Após nove horas de debates, o Conselho aprovou os pareceres que resultaram nas suspensões. O deputado Marcos Pollon teve sua suspensão aprovada por 13 votos a 4. Já Marcel van Hattem e Zé Trovão tiveram a medida aprovada por 15 votos a 4.

O episódio que levou às representações ocorreu em agosto de 2023, quando deputados e senadores da oposição pernoitaram nos plenários do Congresso Nacional, impedindo a realização de sessões. O protesto visava exigir a votação de um projeto de lei que concederia anistia aos golpistas e manifestar-se contra a prisão do ex-presidente Jair Bolsonaro. Na época, a conduta dos parlamentares foi interpretada por juristas como quebra de decoro e possível prevaricação, levando o presidente da Câmara, deputado Hugo Motta (Republicanos-PB), a solicitar o afastamento de 14 deputados envolvidos. Posteriormente, o corregedor da Câmara, deputado Diego Coronel (PSD-BA), sugeriu ao Conselho de Ética a suspensão dos mandatos dos três parlamentares cujos processos foram analisados.

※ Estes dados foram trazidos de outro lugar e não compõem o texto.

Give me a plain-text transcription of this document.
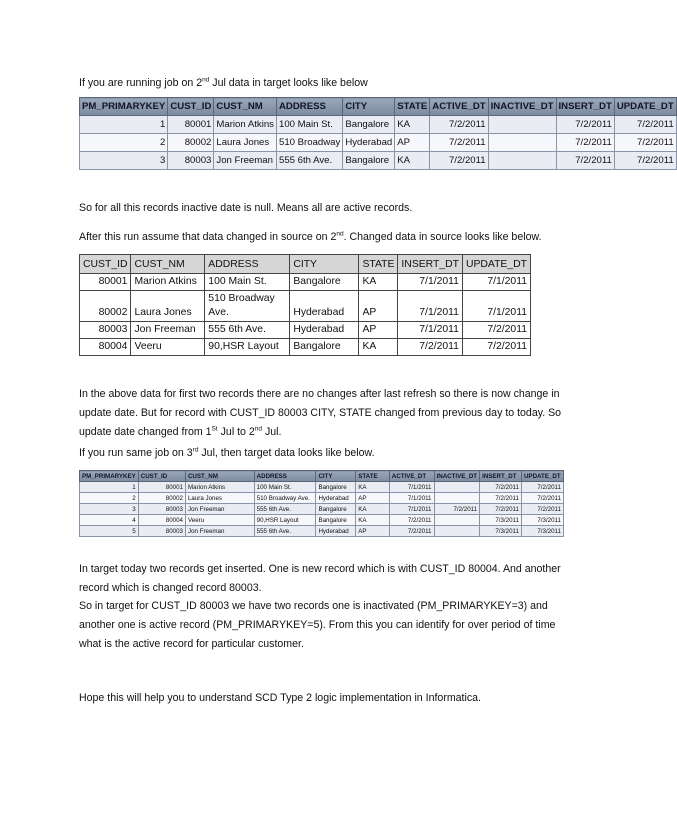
If you are running job on 2nd Jul data in target looks like below

PM_PRIMARYKEY	CUST_ID	CUST_NM	ADDRESS	CITY	STATE	ACTIVE_DT	INACTIVE_DT	INSERT_DT	UPDATE_DT
1	80001	Marion Atkins	100 Main St.	Bangalore	KA	7/2/2011		7/2/2011	7/2/2011
2	80002	Laura Jones	510 Broadway	Hyderabad	AP	7/2/2011		7/2/2011	7/2/2011
3	80003	Jon Freeman	555 6th Ave.	Bangalore	KA	7/2/2011		7/2/2011	7/2/2011

So for all this records inactive date is null. Means all are active records.

After this run assume that data changed in source on 2nd. Changed data in source looks like below.

CUST_ID	CUST_NM	ADDRESS	CITY	STATE	INSERT_DT	UPDATE_DT
80001	Marion Atkins	100 Main St.	Bangalore	KA	7/1/2011	7/1/2011
80002	Laura Jones	510 Broadway Ave.	Hyderabad	AP	7/1/2011	7/1/2011
80003	Jon Freeman	555 6th Ave.	Hyderabad	AP	7/1/2011	7/2/2011
80004	Veeru	90,HSR Layout	Bangalore	KA	7/2/2011	7/2/2011

In the above data for first two records there are no changes after last refresh so there is now change in update date. But for record with CUST_ID 80003 CITY, STATE changed from previous day to today. So update date changed from 1St Jul to 2nd Jul.

If you run same job on 3rd Jul, then target data looks like below.

PM_PRIMARYKEY	CUST_ID	CUST_NM	ADDRESS	CITY	STATE	ACTIVE_DT	INACTIVE_DT	INSERT_DT	UPDATE_DT
1	80001	Marion Atkins	100 Main St.	Bangalore	KA	7/1/2011		7/2/2011	7/2/2011
2	80002	Laura Jones	510 Broadway Ave.	Hyderabad	AP	7/1/2011		7/2/2011	7/2/2011
3	80003	Jon Freeman	555 6th Ave.	Bangalore	KA	7/1/2011	7/2/2011	7/2/2011	7/2/2011
4	80004	Veeru	90,HSR Layout	Bangalore	KA	7/2/2011		7/3/2011	7/3/2011
5	80003	Jon Freeman	555 6th Ave.	Hyderabad	AP	7/2/2011		7/3/2011	7/3/2011

In target today two records get inserted. One is new record which is with CUST_ID 80004. And another record which is changed record 80003.

So in target for CUST_ID 80003 we have two records one is inactivated (PM_PRIMARYKEY=3) and another one is active record (PM_PRIMARYKEY=5). From this you can identify for over period of time what is the active record for particular customer.

Hope this will help you to understand SCD Type 2 logic implementation in Informatica.
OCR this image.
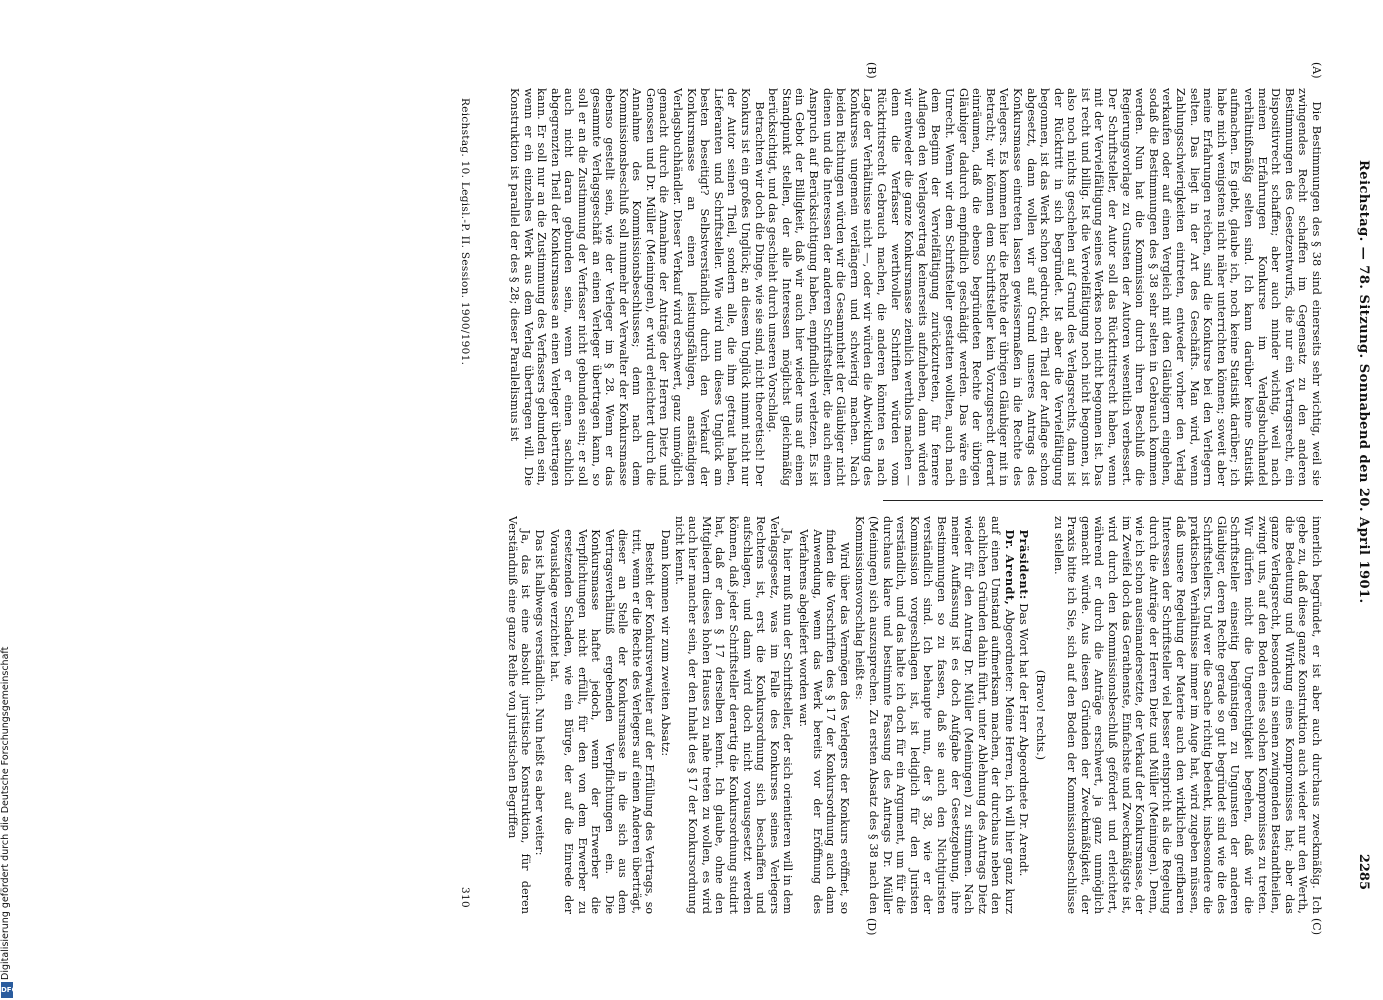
Reichstag. — 78. Sitzung. Sonnabend den 20. April 1901.
2285
(A)
(B)
(C)
(D)

Die Bestimmungen des § 38 sind einerseits sehr wichtig, weil sie zwingendes Recht schaffen im Gegensatz zu den anderen Bestimmungen des Gesetzentwurfs, die nur ein Vertragsrecht, ein Dispositivrecht schaffen; aber auch minder wichtig, weil nach meinen Erfahrungen Konkurse im Verlagsbuchhandel verhältnißmäßig selten sind. Ich kann darüber keine Statistik aufmachen. Es giebt, glaube ich, noch keine Statistik darüber; ich habe mich wenigstens nicht näher unterrichten können; soweit aber meine Erfahrungen reichen, sind die Konkurse bei den Verlegern selten. Das liegt in der Art des Geschäfts. Man wird, wenn Zahlungsschwierigkeiten eintreten, entweder vorher den Verlag verkaufen oder auf einen Vergleich mit den Gläubigern eingehen, sodaß die Bestimmungen des § 38 sehr selten in Gebrauch kommen werden. Nun hat die Kommission durch ihren Beschluß die Regierungsvorlage zu Gunsten der Autoren wesentlich verbessert. Der Schriftsteller, der Autor soll das Rücktrittsrecht haben, wenn mit der Vervielfältigung seines Werkes noch nicht begonnen ist. Das ist recht und billig. Ist die Vervielfältigung noch nicht begonnen, ist also noch nichts geschehen auf Grund des Verlagsrechts, dann ist der Rücktritt in sich begründet. Ist aber die Vervielfältigung begonnen, ist das Werk schon gedruckt, ein Theil der Auflage schon abgesetzt, dann wollen wir auf Grund unseres Antrags des Konkursmasse eintreten lassen gewissermaßen in die Rechte des Verlegers. Es kommen hier die Rechte der übrigen Gläubiger mit in Betracht; wir können dem Schriftsteller kein Vorzugsrecht derart einräumen, daß die ebenso begründeten Rechte der übrigen Gläubiger dadurch empfindlich geschädigt werden. Das wäre ein Unrecht. Wenn wir dem Schriftsteller gestatten wollten, auch nach dem Beginn der Vervielfältigung zurückzutreten, für fernere Auflagen den Verlagsvertrag keinerseits aufzuheben, dann würden wir entweder die ganze Konkursmasse ziemlich werthlos machen — denn die Verfasser werthvoller Schriften würden vom Rücktrittsrecht Gebrauch machen, die anderen könnten es nach Lage der Verhältnisse nicht —, oder wir würden die Abwicklung des Konkurses ungemein verlängern und schwierig machen. Nach beiden Richtungen würden wir die Gesammtheit der Gläubiger nicht dienen und die Interessen der anderen Schriftsteller, die auch einen Anspruch auf Berücksichtigung haben, empfindlich verletzen. Es ist ein Gebot der Billigkeit, daß wir auch hier wieder uns auf einen Standpunkt stellen, der alle Interessen möglichst gleichmäßig berücksichtigt, und das geschieht durch unseren Vorschlag.

Betrachten wir doch die Dinge, wie sie sind, nicht theoretisch! Der Konkurs ist ein großes Unglück; an diesem Unglück nimmt nicht nur der Autor seinen Theil, sondern alle, die ihm getraut haben, Lieferanten und Schriftsteller. Wie wird nun dieses Unglück am besten beseitigt? Selbstverständlich durch den Verkauf der Konkursmasse an einen leistungsfähigen, anständigen Verlagsbuchhändler. Dieser Verkauf wird erschwert, ganz unmöglich gemacht durch die Annahme der Anträge der Herren Dietz und Genossen und Dr. Müller (Meiningen), er wird erleichtert durch die Annahme des Kommissionsbeschlusses; denn nach dem Kommissionsbeschluß soll nunmehr der Verwalter der Konkursmasse ebenso gestellt sein, wie der Verleger im § 28. Wenn er das gesammte Verlagsgeschäft an einen Verleger übertragen kann, so soll er an die Zustimmung der Verfasser nicht gebunden sein; er soll auch nicht daran gebunden sein, wenn er einen sachlich abgegrenzten Theil der Konkursmasse an einen Verleger übertragen kann. Er soll nur an die Zustimmung des Verfassers gebunden sein, wenn er ein einzelnes Werk aus dem Verlag übertragen will. Die Konstruktion ist parallel der des § 28; dieser Parallelismus ist

innerlich begründet, er ist aber auch durchaus zweckmäßig. Ich gebe zu, daß diese ganze Konstruktion auch wieder nur den Werth, die Bedeutung und Wirkung eines Kompromisses hat; aber das ganze Verlagsrecht, besonders in seinen zwingenden Bestandtheilen, zwingt uns, auf den Boden eines solchen Kompromisses zu treten. Wir dürfen nicht die Ungerechtigkeit begehen, daß wir die Schriftsteller einseitig begünstigen zu Ungunsten der anderen Gläubiger, deren Rechte gerade so gut begründet sind wie die des Schriftstellers. Und wer die Sache richtig bedenkt, insbesondere die praktischen Verhältnisse immer im Auge hat, wird zugeben müssen, daß unsere Regelung der Materie auch den wirklichen greifbaren Interessen der Schriftsteller viel besser entspricht als die Regelung durch die Anträge der Herren Dietz und Müller (Meiningen). Denn, wie ich schon auseinandersetzte, der Verkauf der Konkursmasse, der im Zweifel doch das Gerathenste, Einfachste und Zweckmäßigste ist, wird durch den Kommissionsbeschluß gefördert und erleichtert, während er durch die Anträge erschwert, ja ganz unmöglich gemacht würde. Aus diesen Gründen der Zweckmäßigkeit, der Praxis bitte ich Sie, sich auf den Boden der Kommissionsbeschlüsse zu stellen.

(Bravo! rechts.)

Präsident: Das Wort hat der Herr Abgeordnete Dr. Arendt.

Dr. Arendt, Abgeordneter: Meine Herren, ich will hier ganz kurz auf einen Umstand aufmerksam machen, der durchaus neben den sachlichen Gründen dahin führt, unter Ablehnung des Antrags Dietz wieder für den Antrag Dr. Müller (Meiningen) zu stimmen. Nach meiner Auffassung ist es doch Aufgabe der Gesetzgebung, ihre Bestimmungen so zu fassen, daß sie auch den Nichtjuristen verständlich sind. Ich behaupte nun, der § 38, wie er der Kommission vorgeschlagen ist, ist lediglich für den Juristen verständlich, und das halte ich doch für ein Argument, um für die durchaus klare und bestimmte Fassung des Antrags Dr. Müller (Meiningen) sich auszusprechen. Zu ersten Absatz des § 38 nach den Kommissionsvorschlag heißt es:

Wird über das Vermögen des Verlegers der Konkurs eröffnet, so finden die Vorschriften des § 17 der Konkursordnung auch dann Anwendung, wenn das Werk bereits vor der Eröffnung des Verfahrens abgeliefert worden war.

Ja, hier muß nun der Schriftsteller, der sich orientieren will in dem Verlagsgesetz, was im Falle des Konkurses seines Verlegers Rechtens ist, erst die Konkursordnung sich beschaffen und aufschlagen, und dann wird doch nicht vorausgesetzt werden können, daß jeder Schriftsteller derartig die Konkursordnung studirt hat, daß er den § 17 derselben kennt. Ich glaube, ohne den Mitgliedern dieses hohen Hauses zu nahe treten zu wollen, es wird auch hier mancher sein, der den Inhalt des § 17 der Konkursordnung nicht kennt.

Dann kommen wir zum zweiten Absatz:

Besteht der Konkursverwalter auf der Erfüllung des Vertrags, so tritt, wenn er die Rechte des Verlegers auf einen Anderen überträgt, dieser an Stelle der Konkursmasse in die sich aus dem Vertragsverhältniß ergebenden Verpflichtungen ein. Die Konkursmasse haftet jedoch, wenn der Erwerber die Verpflichtungen nicht erfüllt, für den von dem Erwerber zu ersetzenden Schaden, wie ein Bürge, der auf die Einrede der Vorausklage verzichtet hat.

Das ist halbwegs verständlich. Nun heißt es aber weiter:

Ja, das ist eine absolut juristische Konstruktion, für deren Verständniß eine ganze Reihe von juristischen Begriffen

Reichstag. 10. Legisl.-P. II. Session. 1900/1901.
310
Digitalisierung gefördert durch die Deutsche Forschungsgemeinschaft
DFG
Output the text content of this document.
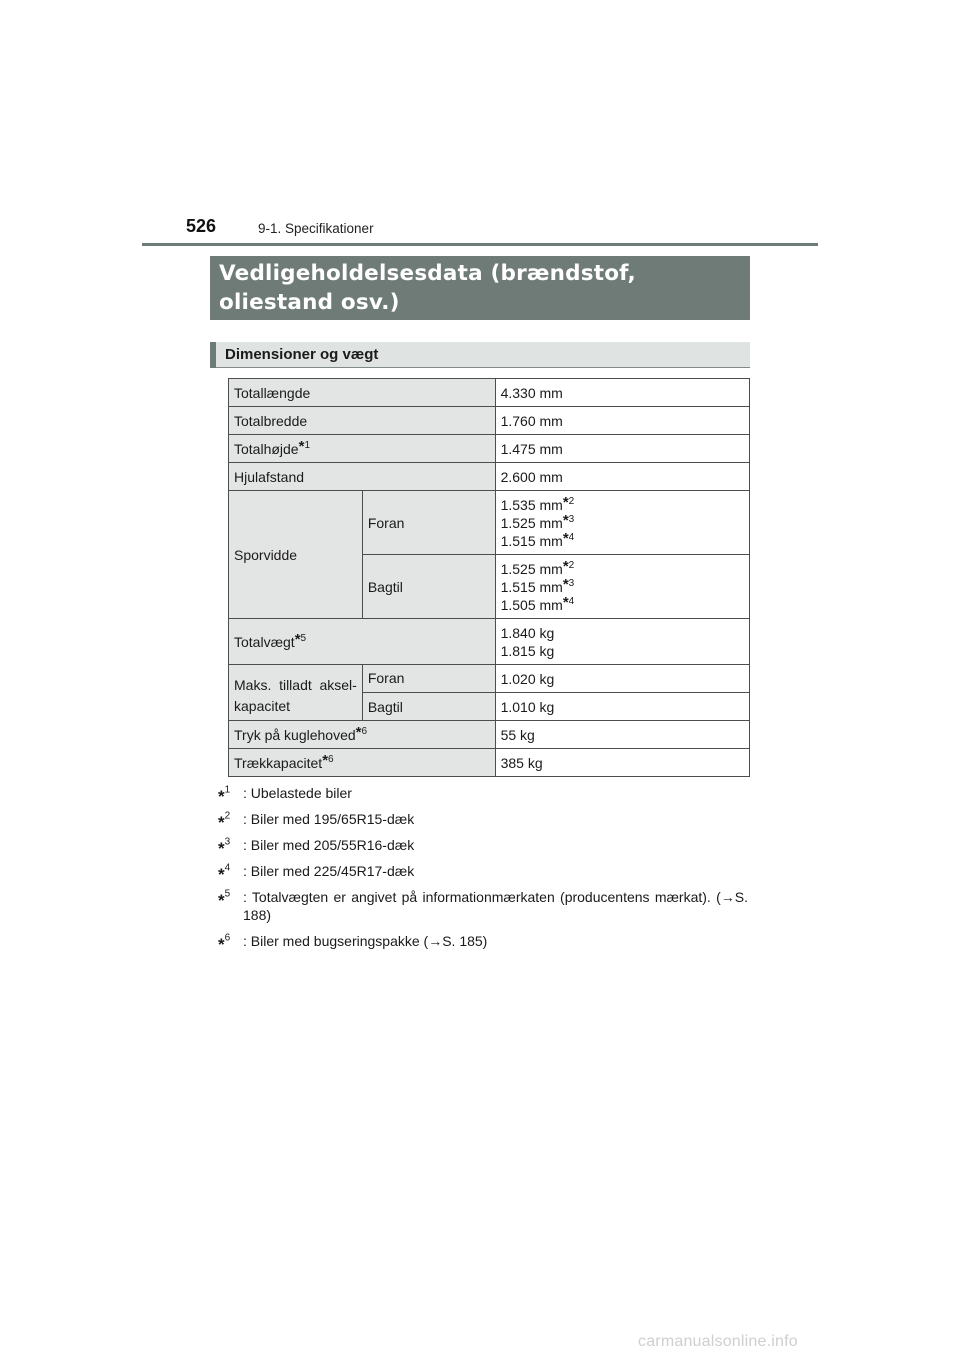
526	9-1. Specifikationer
Vedligeholdelsesdata (brændstof, oliestand osv.)
Dimensioner og vægt
Totallængde		4.330 mm
Totalbredde		1.760 mm
Totalhøjde$^{*1}$		1.475 mm
Hjulafstand		2.600 mm
Sporvidde	Foran	1.535 $mm^{*2}$
1.525 $mm^{*3}$
1.515 $mm^{*4}$

	Bagtil	1.525 $mm^{*2}$
1.515 $mm^{*3}$
1.505 $mm^{*4}$

Totalvægt$^{*5}$		1.840 kg
1.815 kg

Maks. tilladt aksel-
kapacitet	Foran	1.020 kg
	Bagtil	1.010 kg
Tryk på kuglehoved$^{*6}$		55 kg
Trækkapacitet$^{*6}$		385 kg
*$^1$ : Ubelastede biler
*$^2$ : Biler med 195/65R15-dæk
*$^3$ : Biler med 205/55R16-dæk
*$^4$ : Biler med 225/45R17-dæk
*$^5$ : Totalvægten er angivet på informationmærkaten (producentens mærkat). (→S. 188)
*$^6$ : Biler med bugseringspakke (→S. 185)
carmanualsonline.info
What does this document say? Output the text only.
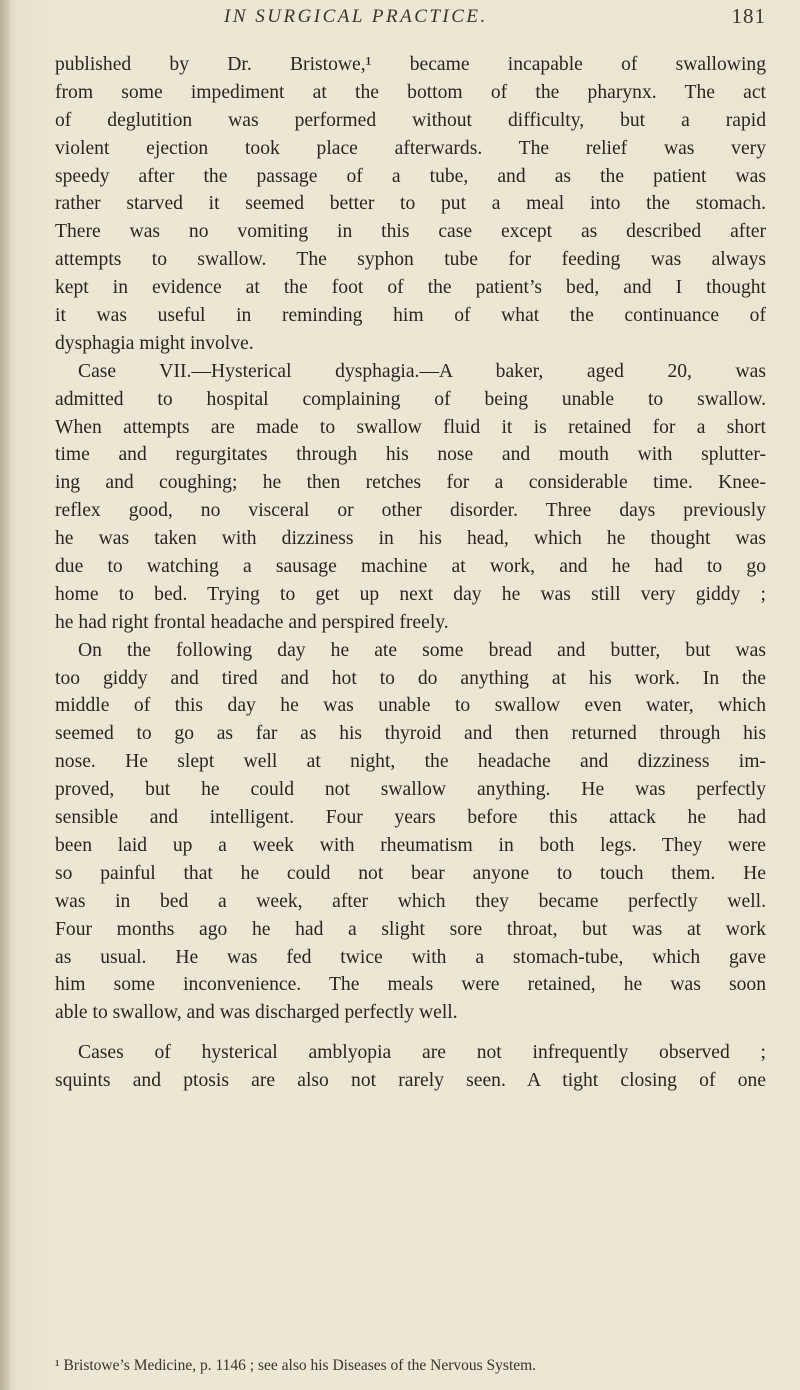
IN SURGICAL PRACTICE.	181
published by Dr. Bristowe,¹ became incapable of swallowing
from some impediment at the bottom of the pharynx. The act
of deglutition was performed without difficulty, but a rapid
violent ejection took place afterwards. The relief was very
speedy after the passage of a tube, and as the patient was
rather starved it seemed better to put a meal into the stomach.
There was no vomiting in this case except as described after
attempts to swallow. The syphon tube for feeding was always
kept in evidence at the foot of the patient’s bed, and I thought
it was useful in reminding him of what the continuance of
dysphagia might involve.
Case VII.—Hysterical dysphagia.—A baker, aged 20, was
admitted to hospital complaining of being unable to swallow.
When attempts are made to swallow fluid it is retained for a short
time and regurgitates through his nose and mouth with splutter-
ing and coughing; he then retches for a considerable time. Knee-
reflex good, no visceral or other disorder. Three days previously
he was taken with dizziness in his head, which he thought was
due to watching a sausage machine at work, and he had to go
home to bed. Trying to get up next day he was still very giddy ;
he had right frontal headache and perspired freely.
On the following day he ate some bread and butter, but was
too giddy and tired and hot to do anything at his work. In the
middle of this day he was unable to swallow even water, which
seemed to go as far as his thyroid and then returned through his
nose. He slept well at night, the headache and dizziness im-
proved, but he could not swallow anything. He was perfectly
sensible and intelligent. Four years before this attack he had
been laid up a week with rheumatism in both legs. They were
so painful that he could not bear anyone to touch them. He
was in bed a week, after which they became perfectly well.
Four months ago he had a slight sore throat, but was at work
as usual. He was fed twice with a stomach-tube, which gave
him some inconvenience. The meals were retained, he was soon
able to swallow, and was discharged perfectly well.
Cases of hysterical amblyopia are not infrequently observed ;
squints and ptosis are also not rarely seen. A tight closing of one
¹ Bristowe’s Medicine, p. 1146 ; see also his Diseases of the Nervous System.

Os deputados envolvidos reagiram à decisão do Conselho de Ética. Zé Trovão classificou a medida como perseguição e afirmou que, se necessário, voltaria a ocupar a Mesa do plenário para defender seus eleitores. Marcos Pollon, por sua vez, defendeu seu histórico, alegando nunca ter quebrado o decoro e sempre ter mantido um debate de alto nível, mas lamentou o “grau de injustiça” no país. Marcel van Hattem defendeu o motim como uma manifestação pacífica, comparando-o a eventos no Senado, e destacou a atitude como uma “mais pura e simples perseguição”.

A decisão do Conselho de Ética ainda não é final. Para ser confirmada, precisa ser votada em plenário e obter o apoio de pelo menos 257 votos. Os deputados alvos das representações também têm a prerrogativa de recorrer da decisão à Comissão de Constituição e Justiça (CCJ).